Utilization of Serum Metabolomics and Polygenic Risk Scores in a Novel Risk Stratification Tool for the Prediction of Incident Atrial Fibrillation.

TitleUtilization of Serum Metabolomics and Polygenic Risk Scores in a Novel Risk Stratification Tool for the Prediction of Incident Atrial Fibrillation.
Publication TypeJournal Article
Year of Publication2026
AuthorsPurkayastha S, Park J, Beyer S, Chandra A, Markowitz SM, Lerman BB, Elemento O, Krumsiek J, Lo JC, Cheung JW
JournalCirc Arrhythm Electrophysiol
Paginatione013858
Date Published2026 Feb 19
ISSN1941-3084
Abstract

BACKGROUND: Atrial fibrillation (AF) is associated with substantial morbidity and mortality. We sought to investigate the predictive value of serum metabolomics for 5-year incident AF in the context of clinical and polygenic risk score (PRS) stratification tools.

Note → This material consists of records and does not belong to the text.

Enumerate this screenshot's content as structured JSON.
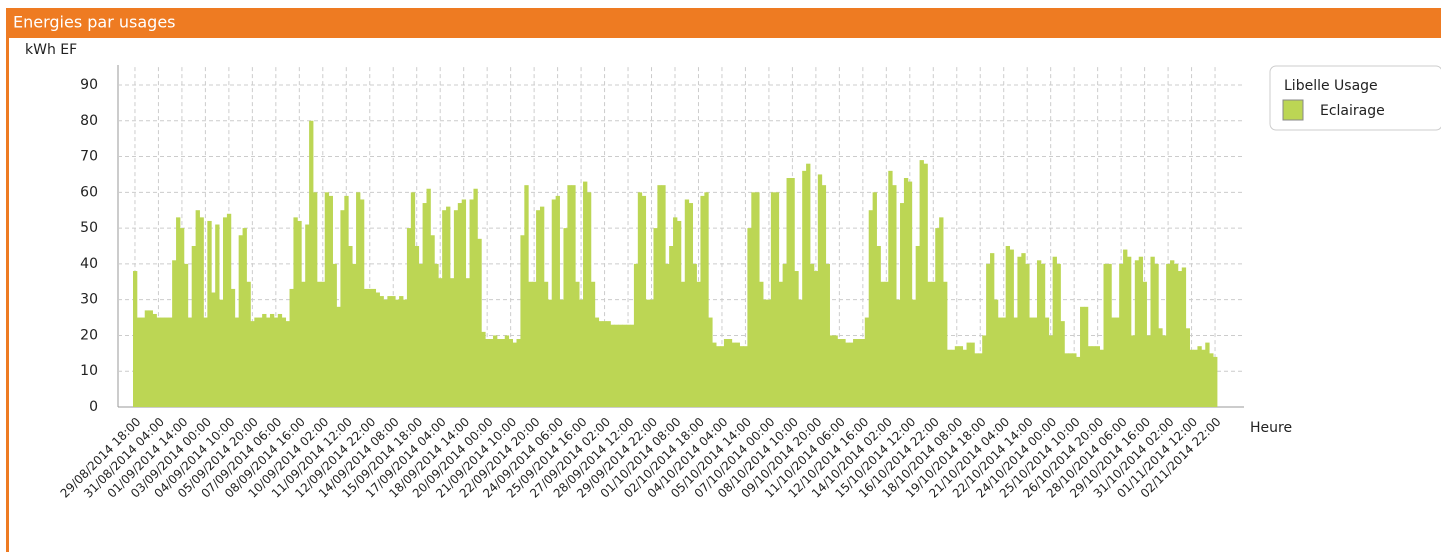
{
  "chart_data": {
    "type": "bar",
    "title": "Energies par usages",
    "y_label": "kWh EF",
    "x_label": "Heure",
    "legend_title": "Libelle Usage",
    "grid": true,
    "ylim": [
      0,
      95
    ],
    "yticks": [
      0,
      10,
      20,
      30,
      40,
      50,
      60,
      70,
      80,
      90
    ],
    "categories": [
      "29/08/2014 18:00",
      null,
      null,
      null,
      null,
      null,
      "31/08/2014 04:00",
      null,
      null,
      null,
      null,
      null,
      "01/09/2014 14:00",
      null,
      null,
      null,
      null,
      null,
      "03/09/2014 00:00",
      null,
      null,
      null,
      null,
      null,
      "04/09/2014 10:00",
      null,
      null,
      null,
      null,
      null,
      "05/09/2014 20:00",
      null,
      null,
      null,
      null,
      null,
      "07/09/2014 06:00",
      null,
      null,
      null,
      null,
      null,
      "08/09/2014 16:00",
      null,
      null,
      null,
      null,
      null,
      "10/09/2014 02:00",
      null,
      null,
      null,
      null,
      null,
      "11/09/2014 12:00",
      null,
      null,
      null,
      null,
      null,
      "12/09/2014 22:00",
      null,
      null,
      null,
      null,
      null,
      "14/09/2014 08:00",
      null,
      null,
      null,
      null,
      null,
      "15/09/2014 18:00",
      null,
      null,
      null,
      null,
      null,
      "17/09/2014 04:00",
      null,
      null,
      null,
      null,
      null,
      "18/09/2014 14:00",
      null,
      null,
      null,
      null,
      null,
      "20/09/2014 00:00",
      null,
      null,
      null,
      null,
      null,
      "21/09/2014 10:00",
      null,
      null,
      null,
      null,
      null,
      "22/09/2014 20:00",
      null,
      null,
      null,
      null,
      null,
      "24/09/2014 06:00",
      null,
      null,
      null,
      null,
      null,
      "25/09/2014 16:00",
      null,
      null,
      null,
      null,
      null,
      "27/09/2014 02:00",
      null,
      null,
      null,
      null,
      null,
      "28/09/2014 12:00",
      null,
      null,
      null,
      null,
      null,
      "29/09/2014 22:00",
      null,
      null,
      null,
      null,
      null,
      "01/10/2014 08:00",
      null,
      null,
      null,
      null,
      null,
      "02/10/2014 18:00",
      null,
      null,
      null,
      null,
      null,
      "04/10/2014 04:00",
      null,
      null,
      null,
      null,
      null,
      "05/10/2014 14:00",
      null,
      null,
      null,
      null,
      null,
      "07/10/2014 00:00",
      null,
      null,
      null,
      null,
      null,
      "08/10/2014 10:00",
      null,
      null,
      null,
      null,
      null,
      "09/10/2014 20:00",
      null,
      null,
      null,
      null,
      null,
      "11/10/2014 06:00",
      null,
      null,
      null,
      null,
      null,
      "12/10/2014 16:00",
      null,
      null,
      null,
      null,
      null,
      "14/10/2014 02:00",
      null,
      null,
      null,
      null,
      null,
      "15/10/2014 12:00",
      null,
      null,
      null,
      null,
      null,
      "16/10/2014 22:00",
      null,
      null,
      null,
      null,
      null,
      "18/10/2014 08:00",
      null,
      null,
      null,
      null,
      null,
      "19/10/2014 18:00",
      null,
      null,
      null,
      null,
      null,
      "21/10/2014 04:00",
      null,
      null,
      null,
      null,
      null,
      "22/10/2014 14:00",
      null,
      null,
      null,
      null,
      null,
      "24/10/2014 00:00",
      null,
      null,
      null,
      null,
      null,
      "25/10/2014 10:00",
      null,
      null,
      null,
      null,
      null,
      "26/10/2014 20:00",
      null,
      null,
      null,
      null,
      null,
      "28/10/2014 06:00",
      null,
      null,
      null,
      null,
      null,
      "29/10/2014 16:00",
      null,
      null,
      null,
      null,
      null,
      "31/10/2014 02:00",
      null,
      null,
      null,
      null,
      null,
      "01/11/2014 12:00",
      null,
      null,
      null,
      null,
      null,
      "02/11/2014 22:00"
    ],
    "series": [
      {
        "name": "Eclairage",
        "color": "#bcd654",
        "values": [
          38,
          25,
          25,
          27,
          27,
          26,
          25,
          25,
          25,
          25,
          41,
          53,
          50,
          40,
          25,
          45,
          55,
          53,
          25,
          52,
          32,
          51,
          30,
          53,
          54,
          33,
          25,
          48,
          50,
          35,
          24,
          25,
          25,
          26,
          25,
          26,
          25,
          26,
          25,
          24,
          33,
          53,
          52,
          35,
          51,
          80,
          60,
          35,
          35,
          60,
          59,
          40,
          28,
          55,
          59,
          45,
          40,
          60,
          58,
          33,
          33,
          33,
          32,
          31,
          30,
          31,
          31,
          30,
          31,
          30,
          50,
          60,
          45,
          40,
          57,
          61,
          48,
          40,
          36,
          55,
          56,
          36,
          55,
          57,
          58,
          36,
          58,
          61,
          47,
          21,
          19,
          19,
          20,
          19,
          19,
          20,
          19,
          18,
          19,
          48,
          62,
          35,
          35,
          55,
          56,
          35,
          30,
          58,
          59,
          30,
          50,
          62,
          62,
          35,
          30,
          63,
          60,
          35,
          25,
          24,
          24,
          24,
          23,
          23,
          23,
          23,
          23,
          23,
          40,
          60,
          59,
          30,
          30,
          50,
          62,
          62,
          40,
          45,
          53,
          52,
          35,
          58,
          57,
          40,
          35,
          59,
          60,
          25,
          18,
          17,
          17,
          19,
          19,
          18,
          18,
          17,
          17,
          50,
          60,
          60,
          35,
          30,
          30,
          60,
          60,
          35,
          40,
          64,
          64,
          38,
          30,
          66,
          68,
          40,
          38,
          65,
          62,
          40,
          20,
          20,
          19,
          19,
          18,
          18,
          19,
          19,
          19,
          25,
          55,
          60,
          45,
          35,
          35,
          66,
          62,
          30,
          57,
          64,
          63,
          30,
          45,
          69,
          68,
          35,
          35,
          50,
          53,
          35,
          16,
          16,
          17,
          17,
          16,
          18,
          18,
          15,
          15,
          20,
          40,
          43,
          30,
          25,
          25,
          45,
          44,
          25,
          42,
          43,
          40,
          25,
          25,
          41,
          40,
          25,
          20,
          42,
          40,
          24,
          15,
          15,
          15,
          14,
          28,
          28,
          17,
          17,
          17,
          16,
          40,
          40,
          25,
          25,
          40,
          44,
          42,
          20,
          41,
          42,
          35,
          20,
          42,
          40,
          22,
          20,
          40,
          41,
          40,
          38,
          39,
          22,
          16,
          16,
          17,
          16,
          18,
          15,
          14
        ]
      }
    ]
  }
}
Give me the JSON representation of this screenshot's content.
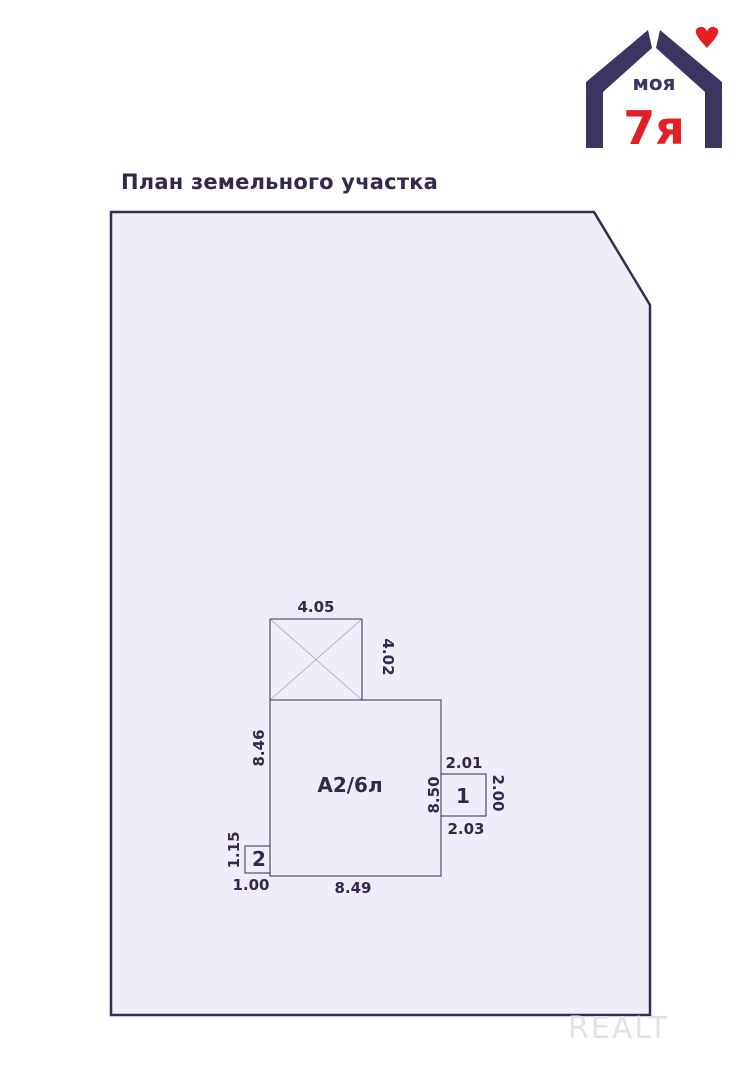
{
  "logo": {
    "text_top": "моя",
    "text_bottom": "7я",
    "colors": {
      "house": "#3d3561",
      "accent": "#e31e24"
    }
  },
  "title": "План земельного участка",
  "plan": {
    "main_building_label": "А2/6л",
    "annex_1_label": "1",
    "annex_2_label": "2",
    "dimensions": {
      "crossed_top": "4.05",
      "crossed_right": "4.02",
      "main_left": "8.46",
      "main_right": "8.50",
      "main_bottom": "8.49",
      "annex1_top": "2.01",
      "annex1_bottom": "2.03",
      "annex1_right": "2.00",
      "annex2_left": "1.15",
      "annex2_bottom": "1.00"
    },
    "colors": {
      "fill": "#efedf8",
      "stroke": "#3a2b4c"
    }
  },
  "watermark": "REALT"
}
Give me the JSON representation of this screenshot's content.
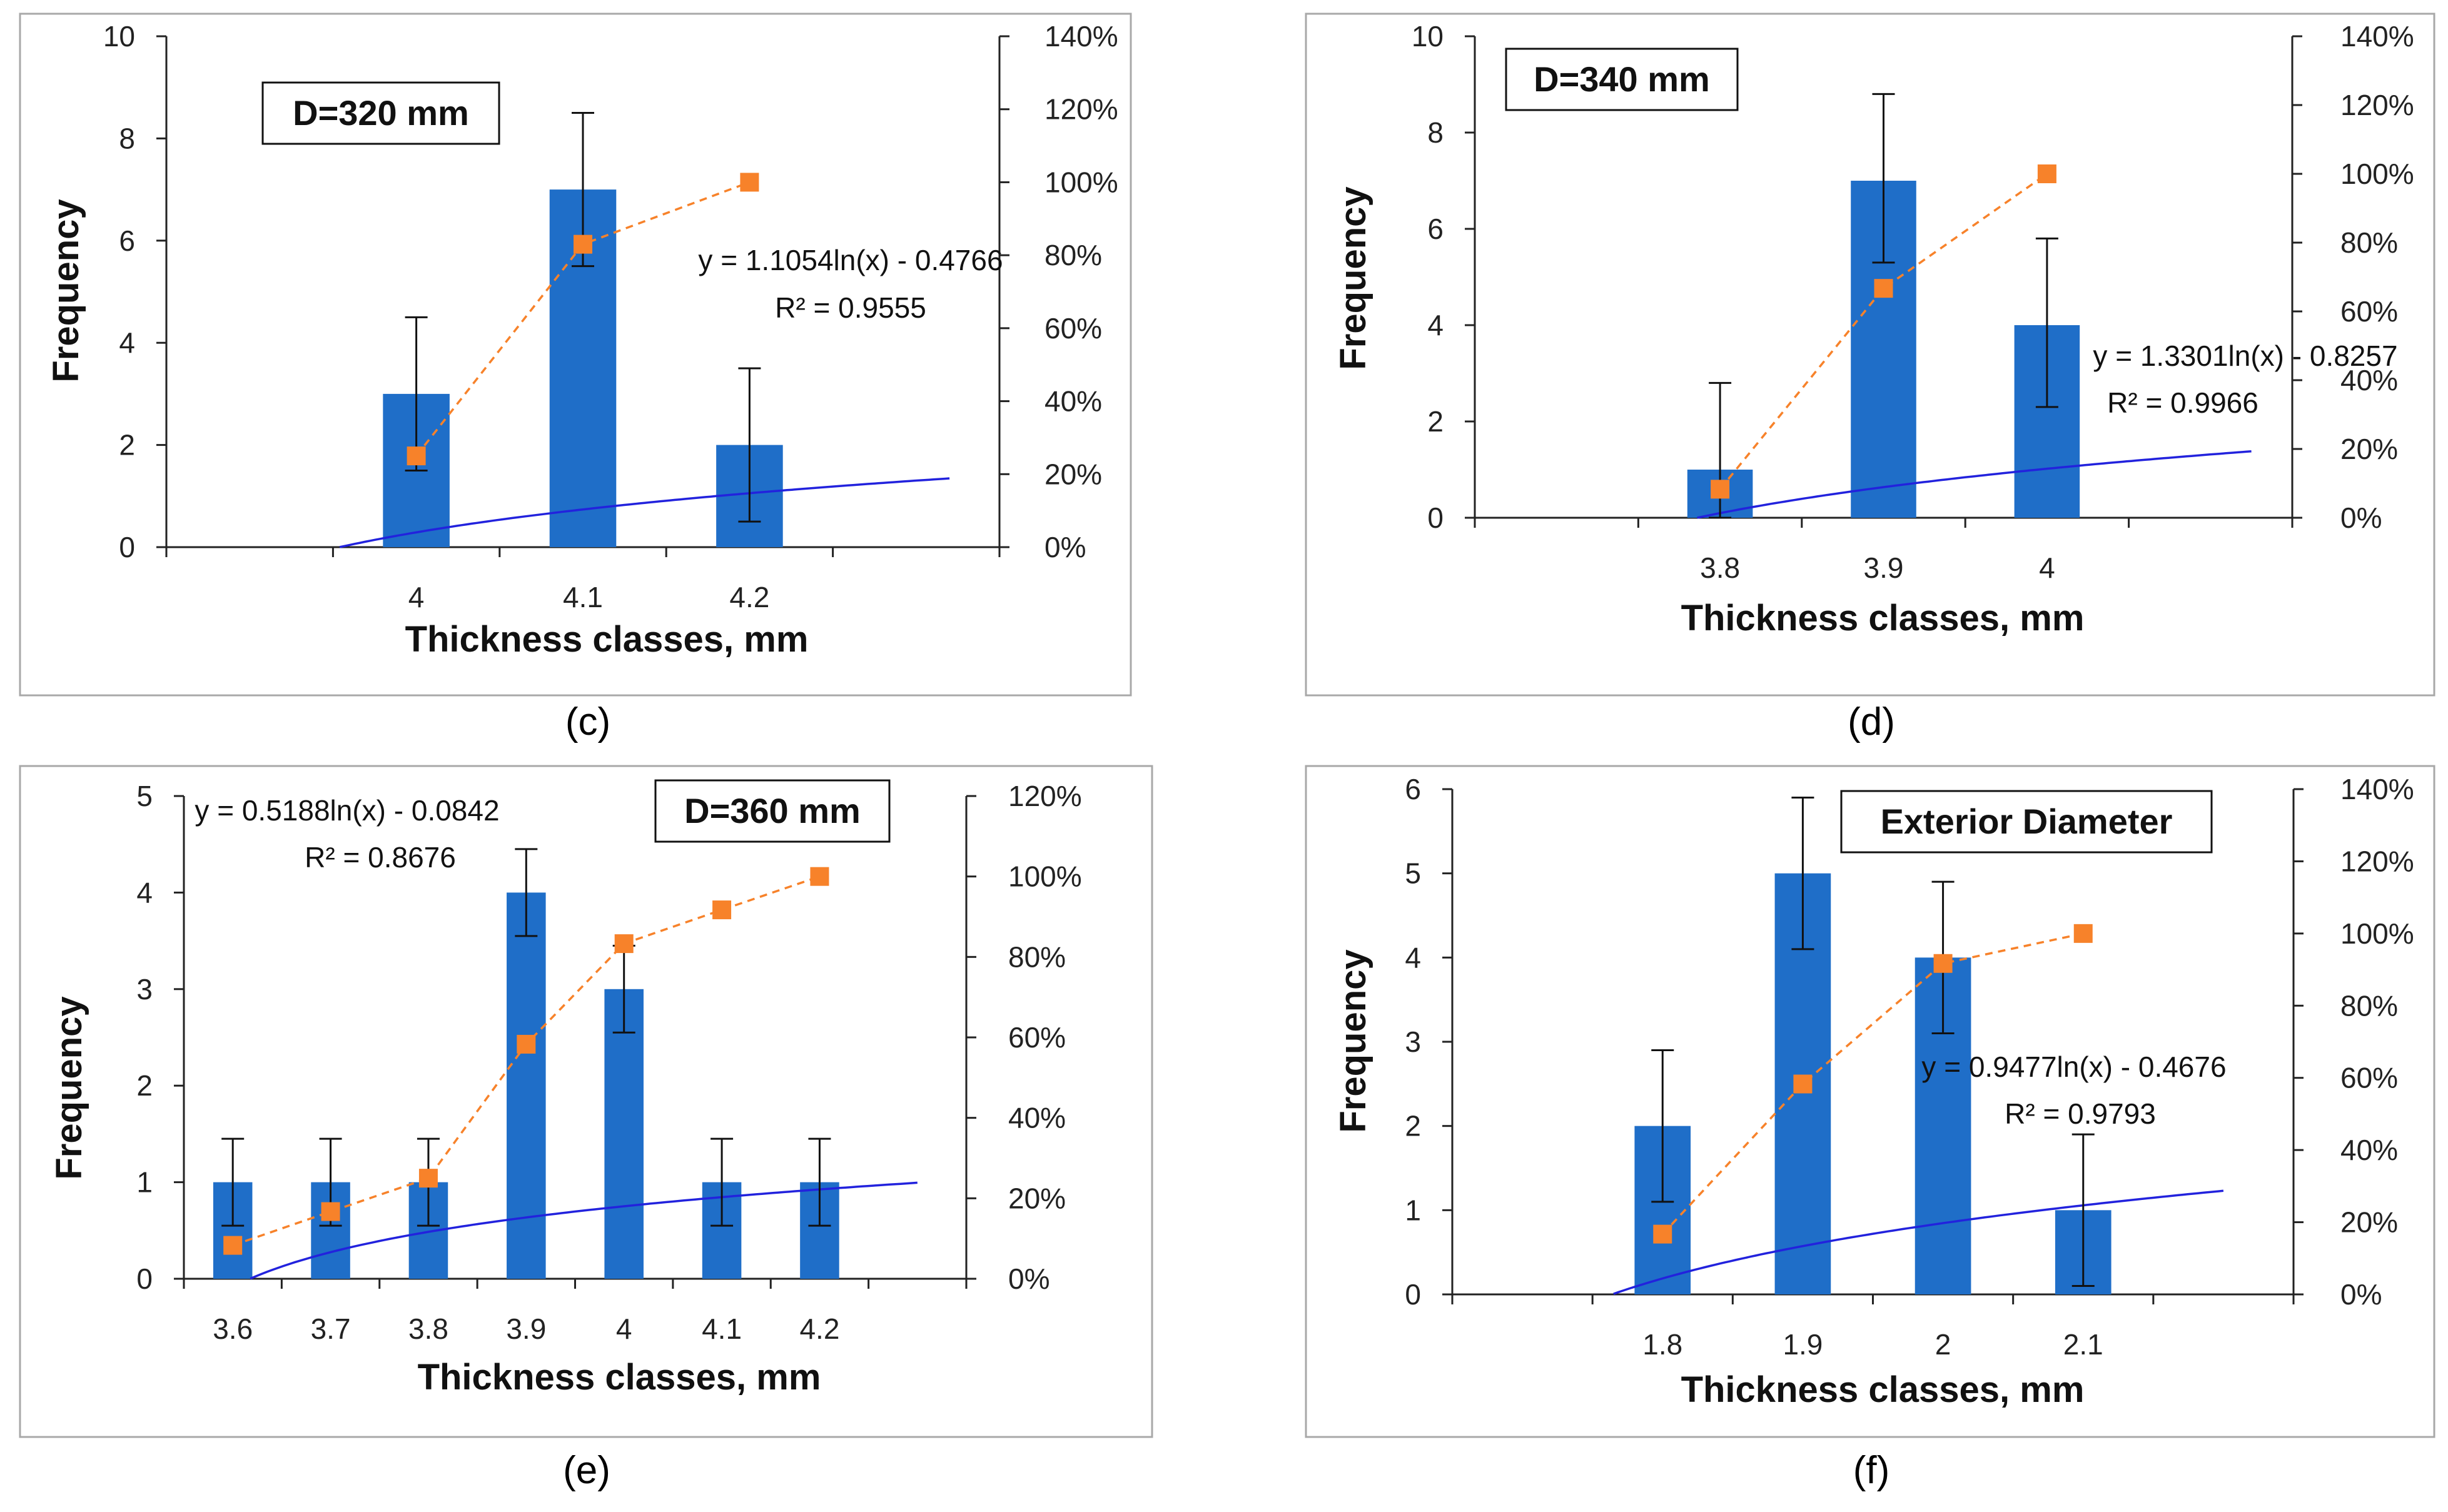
{
  "colors": {
    "bar": "#1f6ec8",
    "cumulative": "#f7822a",
    "trend": "#2222dd",
    "axis": "#222222",
    "frame": "#a8a8a8"
  },
  "chart_data": [
    {
      "type": "bar",
      "panel_label": "(c)",
      "title": "D=320 mm",
      "xlabel": "Thickness classes, mm",
      "ylabel": "Frequency",
      "categories": [
        "",
        "4",
        "4.1",
        "4.2",
        ""
      ],
      "values": [
        null,
        3,
        7,
        2,
        null
      ],
      "error_bars": [
        null,
        [
          1.5,
          4.5
        ],
        [
          5.5,
          8.5
        ],
        [
          0.5,
          3.5
        ],
        null
      ],
      "ylim": [
        0,
        10
      ],
      "yticks": [
        0,
        2,
        4,
        6,
        8,
        10
      ],
      "y2lim": [
        0,
        1.4
      ],
      "y2ticks": [
        "0%",
        "20%",
        "40%",
        "60%",
        "80%",
        "100%",
        "120%",
        "140%"
      ],
      "cumulative_percent": [
        null,
        0.25,
        0.83,
        1.0,
        null
      ],
      "trendline": {
        "a": 1.1054,
        "b": -0.4766,
        "x_start": 1.54,
        "x_end": 5.2
      },
      "equation": "y = 1.1054ln(x) - 0.4766",
      "r2": "R² = 0.9555"
    },
    {
      "type": "bar",
      "panel_label": "(d)",
      "title": "D=340 mm",
      "xlabel": "Thickness classes, mm",
      "ylabel": "Frequency",
      "categories": [
        "",
        "3.8",
        "3.9",
        "4",
        ""
      ],
      "values": [
        null,
        1,
        7,
        4,
        null
      ],
      "error_bars": [
        null,
        [
          0,
          2.8
        ],
        [
          5.3,
          8.8
        ],
        [
          2.3,
          5.8
        ],
        null
      ],
      "ylim": [
        0,
        10
      ],
      "yticks": [
        0,
        2,
        4,
        6,
        8,
        10
      ],
      "y2lim": [
        0,
        1.4
      ],
      "y2ticks": [
        "0%",
        "20%",
        "40%",
        "60%",
        "80%",
        "100%",
        "120%",
        "140%"
      ],
      "cumulative_percent": [
        null,
        0.083,
        0.667,
        1.0,
        null
      ],
      "trendline": {
        "a": 1.3301,
        "b": -0.8257,
        "x_start": 1.86,
        "x_end": 5.25
      },
      "equation": "y = 1.3301ln(x) - 0.8257",
      "r2": "R² = 0.9966"
    },
    {
      "type": "bar",
      "panel_label": "(e)",
      "title": "D=360 mm",
      "xlabel": "Thickness classes, mm",
      "ylabel": "Frequency",
      "categories": [
        "3.6",
        "3.7",
        "3.8",
        "3.9",
        "4",
        "4.1",
        "4.2",
        ""
      ],
      "values": [
        1,
        1,
        1,
        4,
        3,
        1,
        1,
        null
      ],
      "error_bars": [
        [
          0.55,
          1.45
        ],
        [
          0.55,
          1.45
        ],
        [
          0.55,
          1.45
        ],
        [
          3.55,
          4.45
        ],
        [
          2.55,
          3.45
        ],
        [
          0.55,
          1.45
        ],
        [
          0.55,
          1.45
        ],
        null
      ],
      "ylim": [
        0,
        5
      ],
      "yticks": [
        0,
        1,
        2,
        3,
        4,
        5
      ],
      "y2lim": [
        0,
        1.2
      ],
      "y2ticks": [
        "0%",
        "20%",
        "40%",
        "60%",
        "80%",
        "100%",
        "120%"
      ],
      "cumulative_percent": [
        0.083,
        0.167,
        0.25,
        0.583,
        0.833,
        0.917,
        1.0,
        null
      ],
      "trendline": {
        "a": 0.5188,
        "b": -0.0842,
        "x_start": 1.18,
        "x_end": 8.0
      },
      "equation": "y = 0.5188ln(x) - 0.0842",
      "r2": "R² = 0.8676"
    },
    {
      "type": "bar",
      "panel_label": "(f)",
      "title": "Exterior Diameter",
      "xlabel": "Thickness classes, mm",
      "ylabel": "Frequency",
      "categories": [
        "",
        "1.8",
        "1.9",
        "2",
        "2.1",
        ""
      ],
      "values": [
        null,
        2,
        5,
        4,
        1,
        null
      ],
      "error_bars": [
        null,
        [
          1.1,
          2.9
        ],
        [
          4.1,
          5.9
        ],
        [
          3.1,
          4.9
        ],
        [
          0.1,
          1.9
        ],
        null
      ],
      "ylim": [
        0,
        6
      ],
      "yticks": [
        0,
        1,
        2,
        3,
        4,
        5,
        6
      ],
      "y2lim": [
        0,
        1.4
      ],
      "y2ticks": [
        "0%",
        "20%",
        "40%",
        "60%",
        "80%",
        "100%",
        "120%",
        "140%"
      ],
      "cumulative_percent": [
        null,
        0.167,
        0.583,
        0.917,
        1.0,
        null
      ],
      "trendline": {
        "a": 0.9477,
        "b": -0.4676,
        "x_start": 1.65,
        "x_end": 6.0
      },
      "equation": "y = 0.9477ln(x) - 0.4676",
      "r2": "R² = 0.9793"
    }
  ]
}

METHODS: We studied a cohort of 240 628 patients UK Biobank participants with proton nuclear magnetic resonance spectroscopy measurements of 170 serum metabolites at enrollment. Five-year incidence of AF was assessed using Cox proportional hazards models. Cohorts for Heart and Aging Research in Genomic Epidemiology-AF and AF polygenic risk score (AF-PRS) scores were used as benchmark risk models for comparison. Models were trained on 80% of the cohort, and performances were validated on the remaining 20% cohort. Performance of clinical, AF-PRS, and combined metabolomics models was evaluated using time-dependent area under the receiver operating characteristic curve, net reclassification improvement, and relative integrated discrimination improvement analysis.

RESULTS: During follow-up, 4174 (1.7%) participants developed AF. After training a model on the full metabolomics panel in addition to Cohorts for Heart and Aging Research in Genomic Epidemiology-AF and AF-PRS, the final model retained 8 metabolites. Creatinine level was associated with increased risk (hazard ratio, 1.01 per 1 SD log-transformed value [95% CI, 1.00-1.03]) while linoleic acid level (hazard ratio, 0.985 [0.979-0.994]) was associated with decreased risk of AF. The addition of metabolomics to the Cohorts for Heart and Aging Research in Genomic Epidemiology-AF+AF-PRS model improved risk prediction (5-year time-dependent area under the receiver operating characteristic curve, 0.789 [0.776-0.802] versus 0.755 [0.738-0.772]; P<0.05) and stratification on the validation set (NRIcases: 11.1%, NRIcontrols: 3.1%, IDIrelative: 11.6%). A model using only age, sex, metabolomics, and AF-PRS had fair risk prediction on the validation set (5-year time-dependent area under the receiver operating characteristic curve, 0.787 [0.773-0.801]).

CONCLUSIONS: The addition of metabolomics to clinical and genomic risk scores improves the prediction of 5-year incident AF. A risk stratification tool using age, sex, and serum metabolomics and AF-PRS provides excellent AF risk prediction. Mechanisms by which specific metabolites reflect AF risk require further exploration.